The scientific community almost unanimously agrees that human-induced climate change is happening. And they agree that we need to reduce our global greenhouse gas emissions in order to mitigate it.
Some people take this to imply that we each have reason to act against climate change. Perhaps we should eat less meat, choose public transportation, or otherwise try to reduce our individual emissions of greenhouse gasses.
Others however, argue that individual efforts to combat climate change are futile. Since individual actions have such small impacts, the reasoning goes, they make no global difference. For example, it’s not as if my purchase of one steak causes the sea levels to rise.
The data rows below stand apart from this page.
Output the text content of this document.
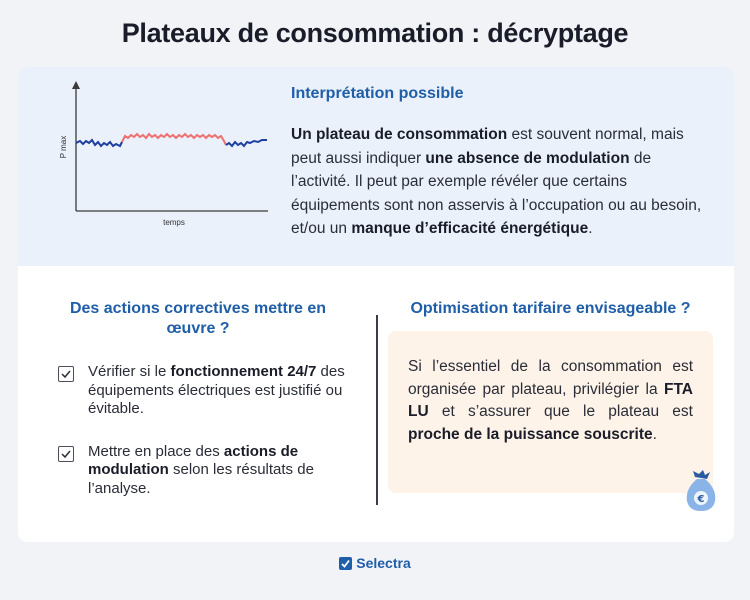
Plateaux de consommation : décryptage
P max
temps
Interprétation possible
Un plateau de consommation est souvent normal, mais peut aussi indiquer une absence de modulation de l’activité. Il peut par exemple révéler que certains équipements sont non asservis à l’occupation ou au besoin, et/ou un manque d’efficacité énergétique.
Des actions correctives mettre en œuvre ?
Vérifier si le fonctionnement 24/7 des équipements électriques est justifié ou évitable.
Mettre en place des actions de modulation selon les résultats de l’analyse.
Optimisation tarifaire envisageable ?
Si l’essentiel de la consommation est organisée par plateau, privilégier la FTA LU et s’assurer que le plateau est proche de la puissance souscrite.
€
Selectra
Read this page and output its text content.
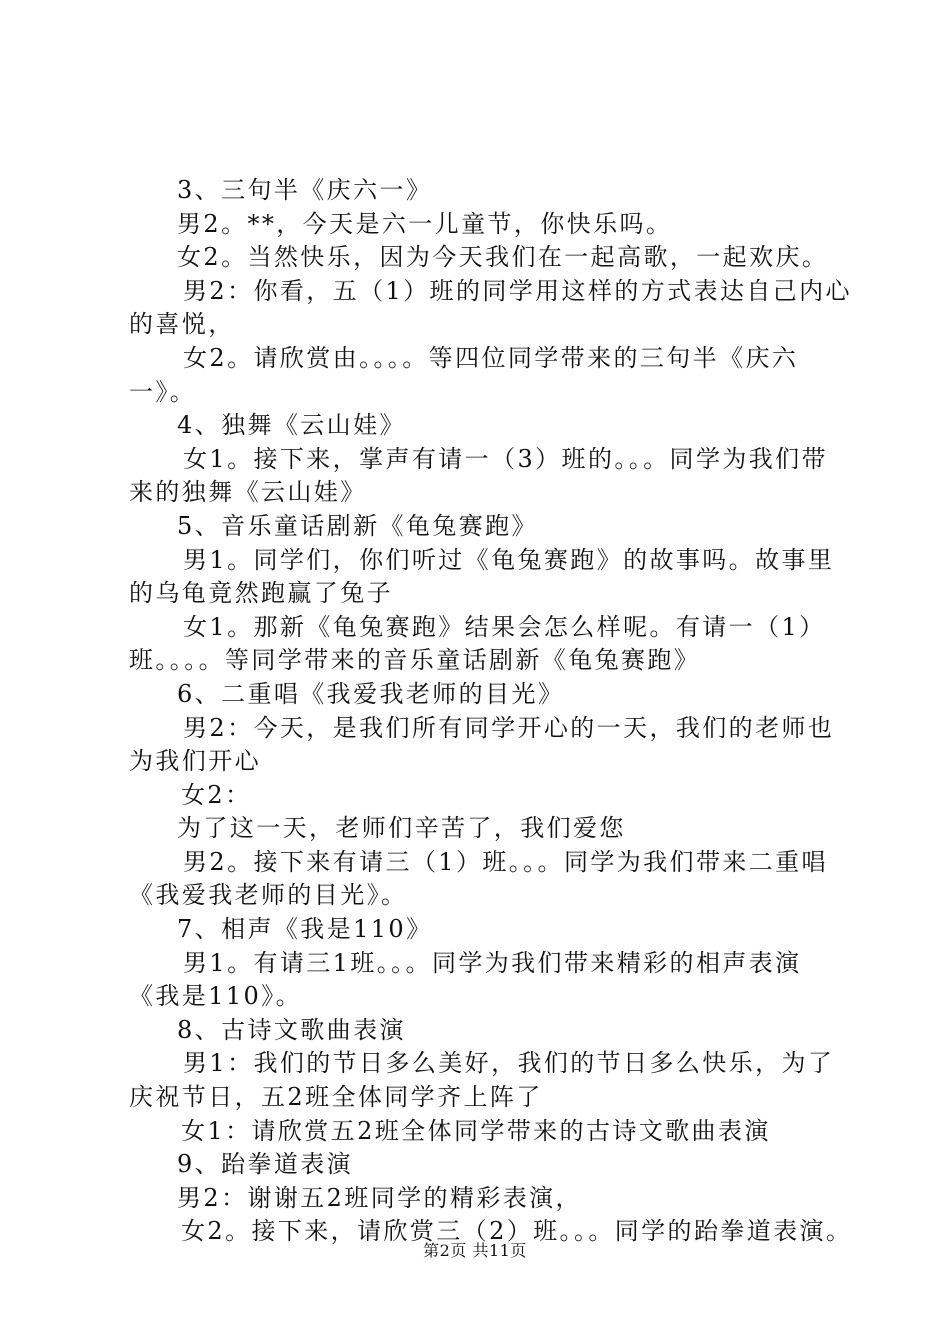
3、三句半《庆六一》
男2。**，今天是六一儿童节，你快乐吗。
女2。当然快乐，因为今天我们在一起高歌，一起欢庆。
男2：你看，五（1）班的同学用这样的方式表达自己内心
的喜悦，
女2。请欣赏由。。。。等四位同学带来的三句半《庆六
一》。
4、独舞《云山娃》
女1。接下来，掌声有请一（3）班的。。。同学为我们带
来的独舞《云山娃》
5、音乐童话剧新《龟兔赛跑》
男1。同学们，你们听过《龟兔赛跑》的故事吗。故事里
的乌龟竟然跑赢了兔子
女1。那新《龟兔赛跑》结果会怎么样呢。有请一（1）
班。。。。等同学带来的音乐童话剧新《龟兔赛跑》
6、二重唱《我爱我老师的目光》
男2：今天，是我们所有同学开心的一天，我们的老师也
为我们开心
女2：
为了这一天，老师们辛苦了，我们爱您
男2。接下来有请三（1）班。。。同学为我们带来二重唱
《我爱我老师的目光》。
7、相声《我是110》
男1。有请三1班。。。同学为我们带来精彩的相声表演
《我是110》。
8、古诗文歌曲表演
男1：我们的节日多么美好，我们的节日多么快乐，为了
庆祝节日，五2班全体同学齐上阵了
女1：请欣赏五2班全体同学带来的古诗文歌曲表演
9、跆拳道表演
男2：谢谢五2班同学的精彩表演，
女2。接下来，请欣赏三（2）班。。。同学的跆拳道表演。
第2页 共11页
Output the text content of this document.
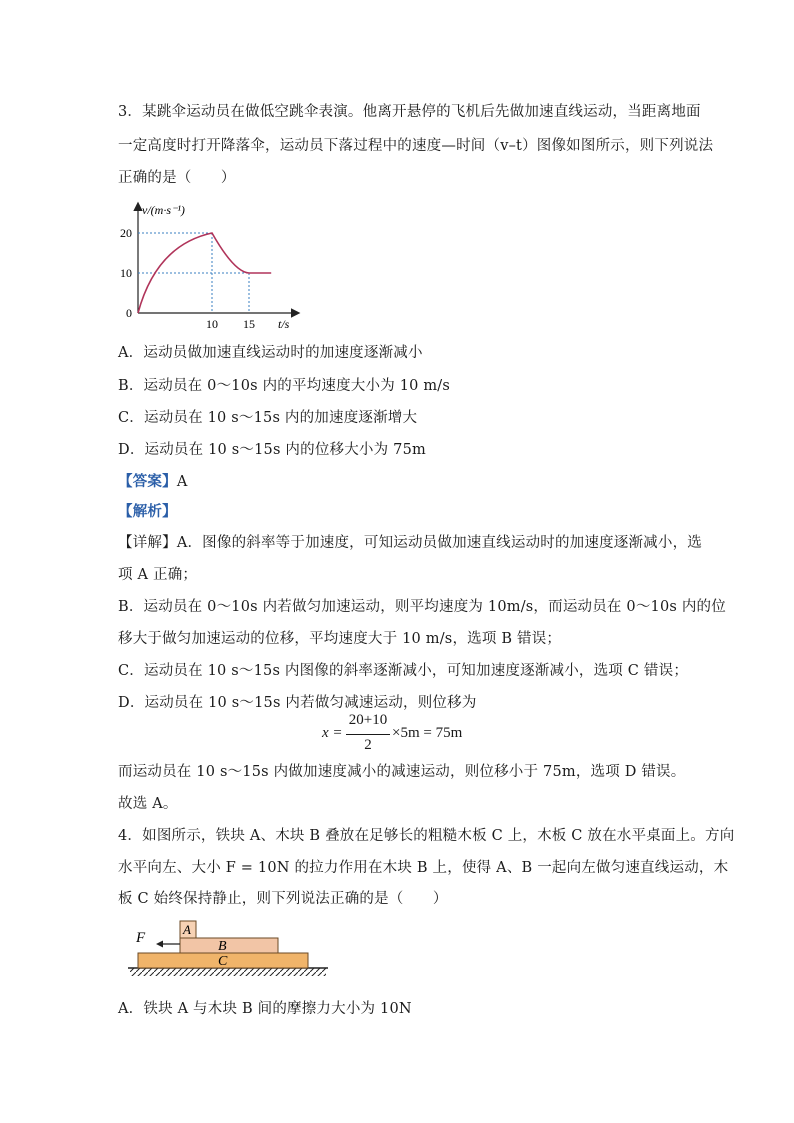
3．某跳伞运动员在做低空跳伞表演。他离开悬停的飞机后先做加速直线运动，当距离地面
一定高度时打开降落伞，运动员下落过程中的速度—时间（v–t）图像如图所示，则下列说法
正确的是（　　）
v/(m·s⁻¹)
t/s
0
10
20
10 15
A．运动员做加速直线运动时的加速度逐渐减小
B．运动员在 0～10s 内的平均速度大小为 10 m/s
C．运动员在 10 s～15s 内的加速度逐渐增大
D．运动员在 10 s～15s 内的位移大小为 75m
【答案】A
【解析】
【详解】A．图像的斜率等于加速度，可知运动员做加速直线运动时的加速度逐渐减小，选
项 A 正确；
B．运动员在 0～10s 内若做匀加速运动，则平均速度为 10m/s，而运动员在 0～10s 内的位
移大于做匀加速运动的位移，平均速度大于 10 m/s，选项 B 错误；
C．运动员在 10 s～15s 内图像的斜率逐渐减小，可知加速度逐渐减小，选项 C 错误；
D．运动员在 10 s～15s 内若做匀减速运动，则位移为
x =
20+10
2
×5m = 75m
而运动员在 10 s～15s 内做加速度减小的减速运动，则位移小于 75m，选项 D 错误。
故选 A。
4．如图所示，铁块 A、木块 B 叠放在足够长的粗糙木板 C 上，木板 C 放在水平桌面上。方向
水平向左、大小 F = 10N 的拉力作用在木块 B 上，使得 A、B 一起向左做匀速直线运动，木
板 C 始终保持静止，则下列说法正确的是（　　）
F
A
B
C
A．铁块 A 与木块 B 间的摩擦力大小为 10N
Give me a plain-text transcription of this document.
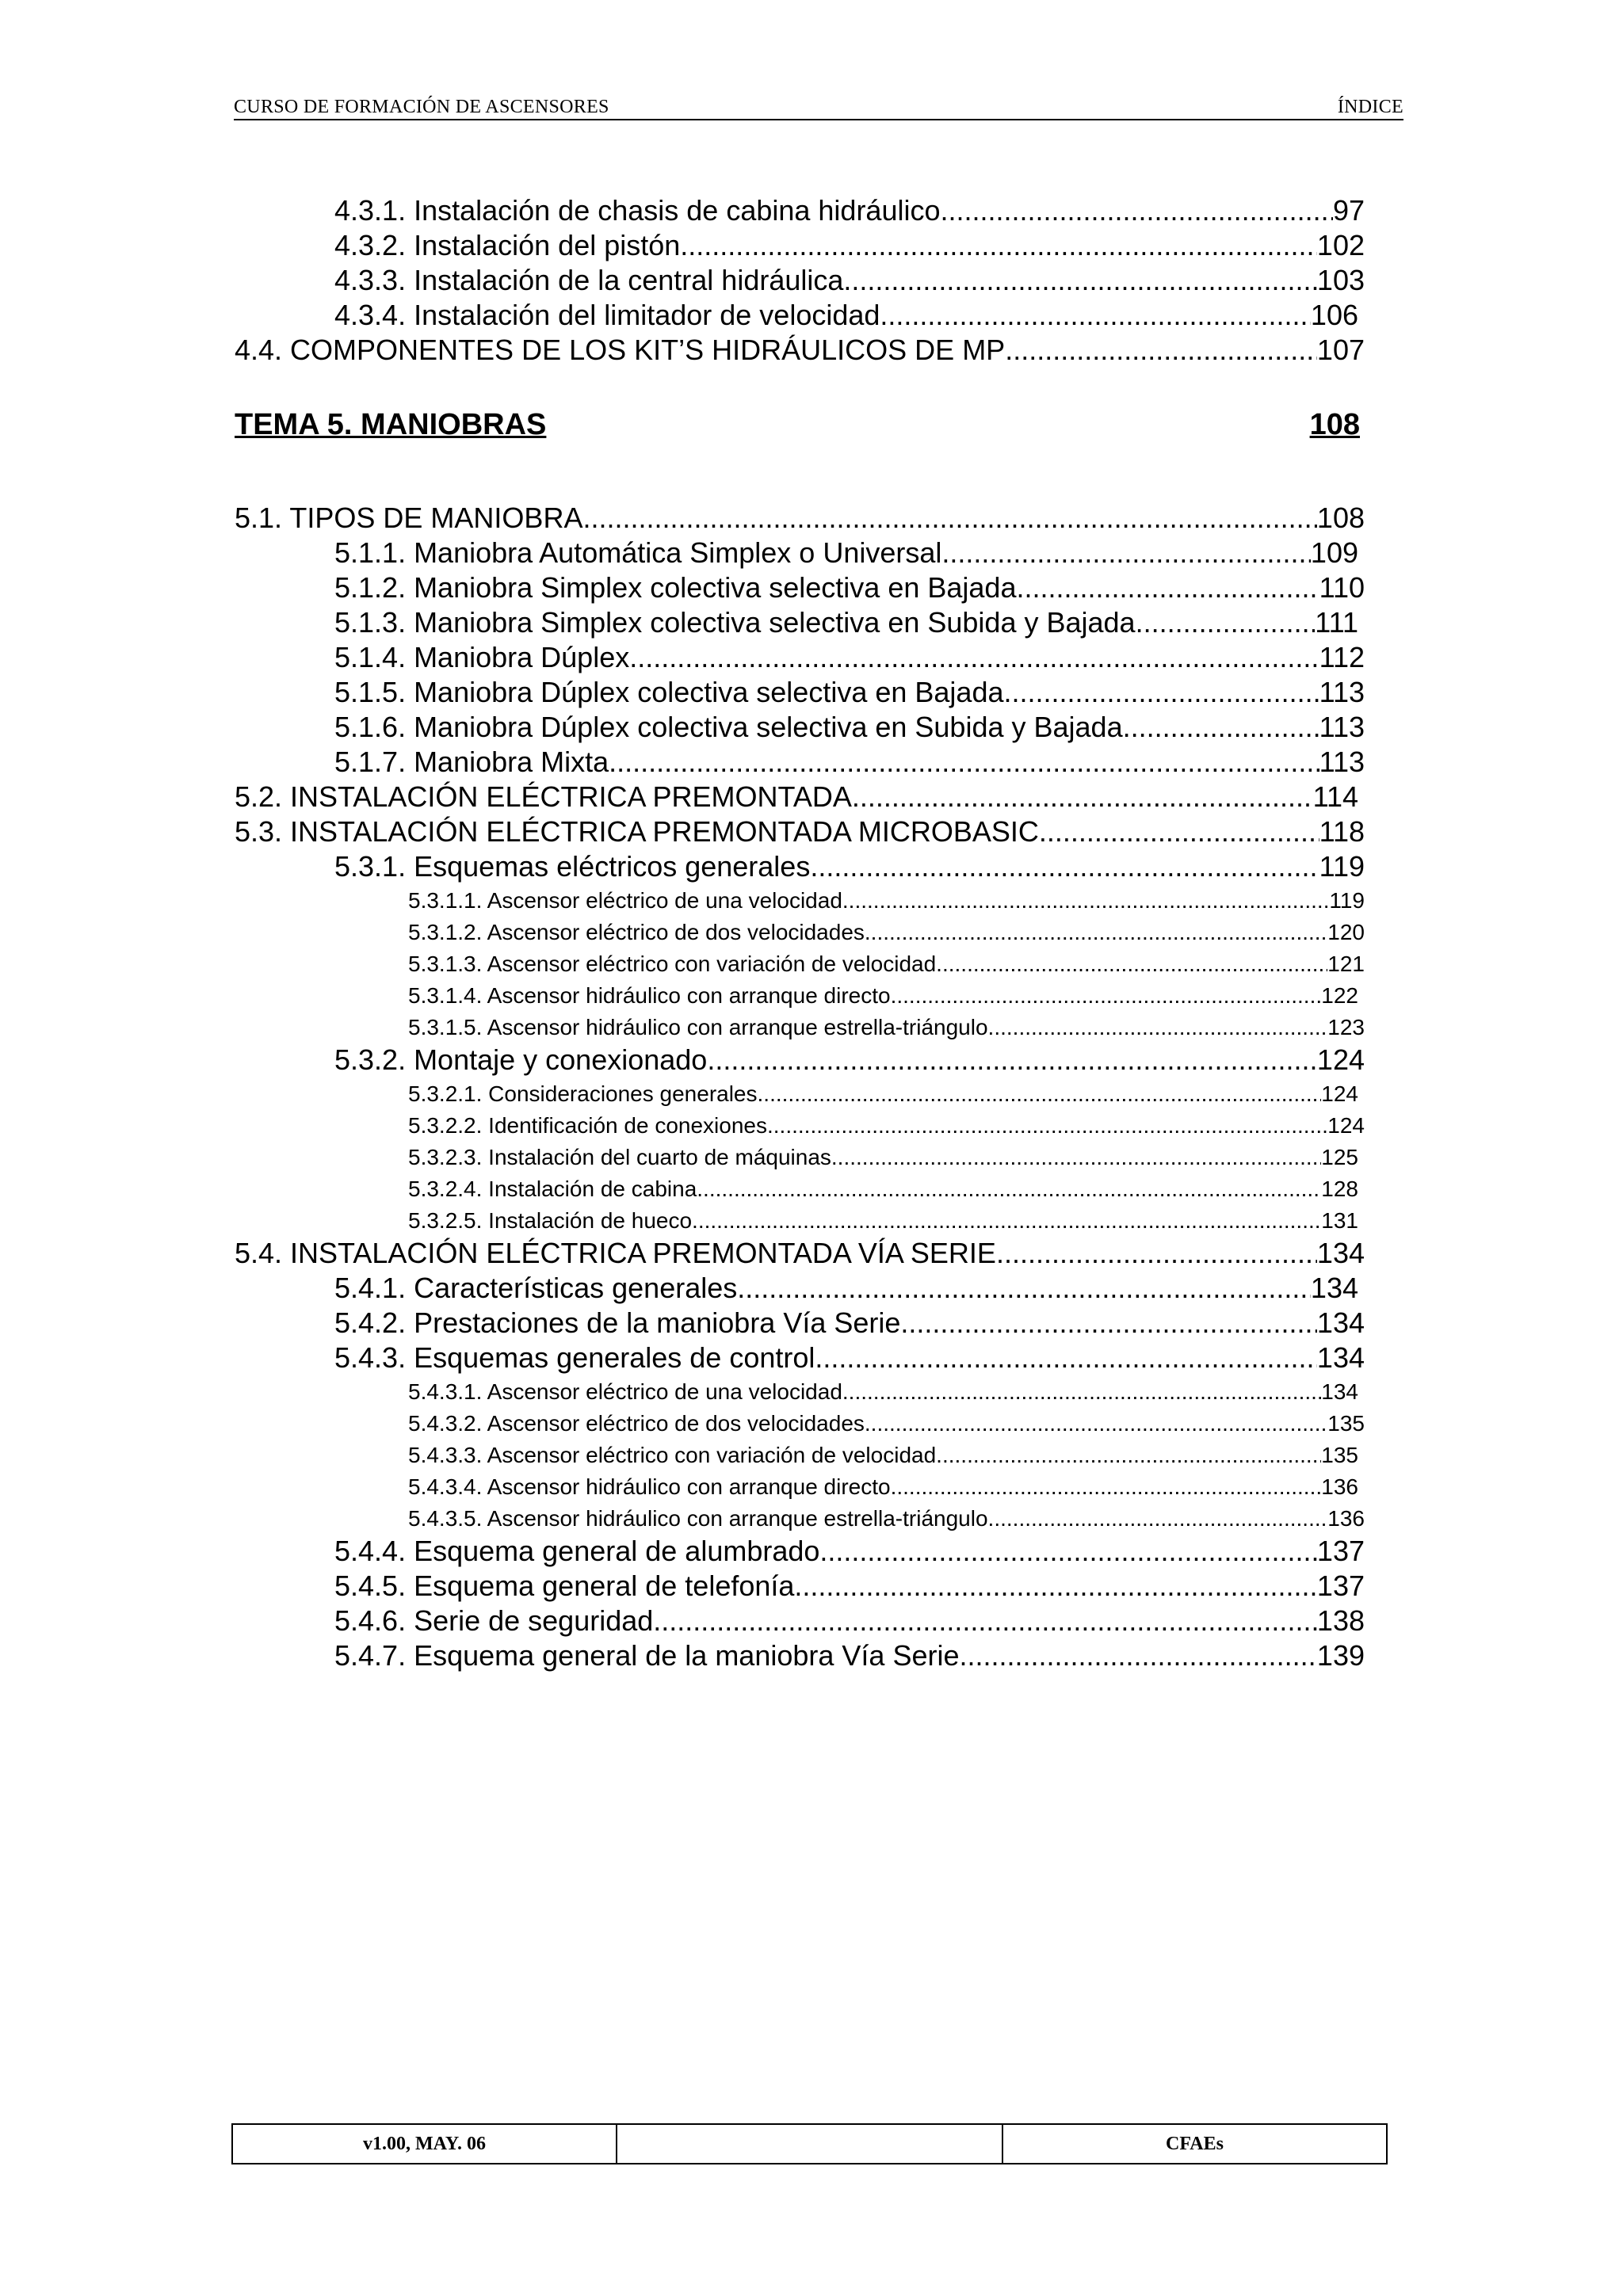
CURSO DE FORMACIÓN DE ASCENSORES	ÍNDICE
4.3.1. Instalación de chasis de cabina hidráulico .....	97
4.3.2. Instalación del pistón .....	102
4.3.3. Instalación de la central hidráulica .....	103
4.3.4. Instalación del limitador de velocidad .....	106
4.4. COMPONENTES DE LOS KIT’S HIDRÁULICOS DE MP .....	107
TEMA 5. MANIOBRAS	108
5.1. TIPOS DE MANIOBRA .....	108
5.1.1. Maniobra Automática Simplex o Universal .....	109
5.1.2. Maniobra Simplex colectiva selectiva en Bajada .....	110
5.1.3. Maniobra Simplex colectiva selectiva en Subida y Bajada .....	111
5.1.4. Maniobra Dúplex .....	112
5.1.5. Maniobra Dúplex colectiva selectiva en Bajada .....	113
5.1.6. Maniobra Dúplex colectiva selectiva en Subida y Bajada .....	113
5.1.7. Maniobra Mixta .....	113
5.2. INSTALACIÓN ELÉCTRICA PREMONTADA .....	114
5.3. INSTALACIÓN ELÉCTRICA PREMONTADA MICROBASIC .....	118
5.3.1. Esquemas eléctricos generales .....	119
5.3.1.1. Ascensor eléctrico de una velocidad .....	119
5.3.1.2. Ascensor eléctrico de dos velocidades .....	120
5.3.1.3. Ascensor eléctrico con variación de velocidad .....	121
5.3.1.4. Ascensor hidráulico con arranque directo .....	122
5.3.1.5. Ascensor hidráulico con arranque estrella-triángulo .....	123
5.3.2. Montaje y conexionado .....	124
5.3.2.1. Consideraciones generales .....	124
5.3.2.2. Identificación de conexiones .....	124
5.3.2.3. Instalación del cuarto de máquinas .....	125
5.3.2.4. Instalación de cabina .....	128
5.3.2.5. Instalación de hueco .....	131
5.4. INSTALACIÓN ELÉCTRICA PREMONTADA VÍA SERIE .....	134
5.4.1. Características generales .....	134
5.4.2. Prestaciones de la maniobra Vía Serie .....	134
5.4.3. Esquemas generales de control .....	134
5.4.3.1. Ascensor eléctrico de una velocidad .....	134
5.4.3.2. Ascensor eléctrico de dos velocidades .....	135
5.4.3.3. Ascensor eléctrico con variación de velocidad .....	135
5.4.3.4. Ascensor hidráulico con arranque directo .....	136
5.4.3.5. Ascensor hidráulico con arranque estrella-triángulo .....	136
5.4.4. Esquema general de alumbrado .....	137
5.4.5. Esquema general de telefonía .....	137
5.4.6. Serie de seguridad .....	138
5.4.7. Esquema general de la maniobra Vía Serie .....	139
v1.00, MAY. 06	CFAEs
Overall, we need to address this disagreement in order to take effective action on climate change.
John Nolt authored a paper on the harmful contributions individuals make to climate change. This paper ‘How harmful are the average American’s greenhouse gas emissions?‘ was the focus of our Journal Club.
In the paper, Nolt estimates of how much harm is caused by the average American’s emissions. By doing so, he wants to defend the claim that individuals do cause harm through their emissions.
Specifically, Nolt argues that an average American, through their lifetime emissions, causes the death and/or suffering of 1 or 2 future people. To reach this figure, Nolt takes the total American greenhouse gas emissions and divides it by the US population. This figure is then related to the American share in the total amount of harm caused by climate change. And then this is again divided by the US population.
Naturally, all of these steps rely on a number of contentious assumptions. Some of these were the focus of our discussion of Nolt’s paper.
One issue raised by other Grantham Scholars was that by dividing the total emissions of the US by the number of Americans, Nolt fails to take into account how emissions are distributed among them. Some Americans are bound to have huge emissions footprints, while others have small ones. It can therefore be asked how useful such an estimate is for the purpose of showing that particular individuals make a difference to climate change.
Another topic that we discussed was that any estimate of the total harm caused by climate change will be problematic. Since much of the harm and suffering which results from climate change will take place in the future, the figures used by Nolt can at best be seen as very crude approximations.
In sum, the general sentiment of the discussion seemed to be that Nolt’s project, although flawed and relying on a set of problematic assumptions, might still have some merit. Some of the points that Nolt’s paper provoked might come to guide further research on the topic. The Grantham Scholars all seemed to agree that the topic of individual responsibility for climate change is an important one. A reliable estimate of the individual impacts of everyday actions might be a powerful tool to engage people to take action against climate change.
Journal Club is meet up of Grantham Scholars to discuss publications from a multidisciplinary perspective. It is part of the Grantham Scholar training programme.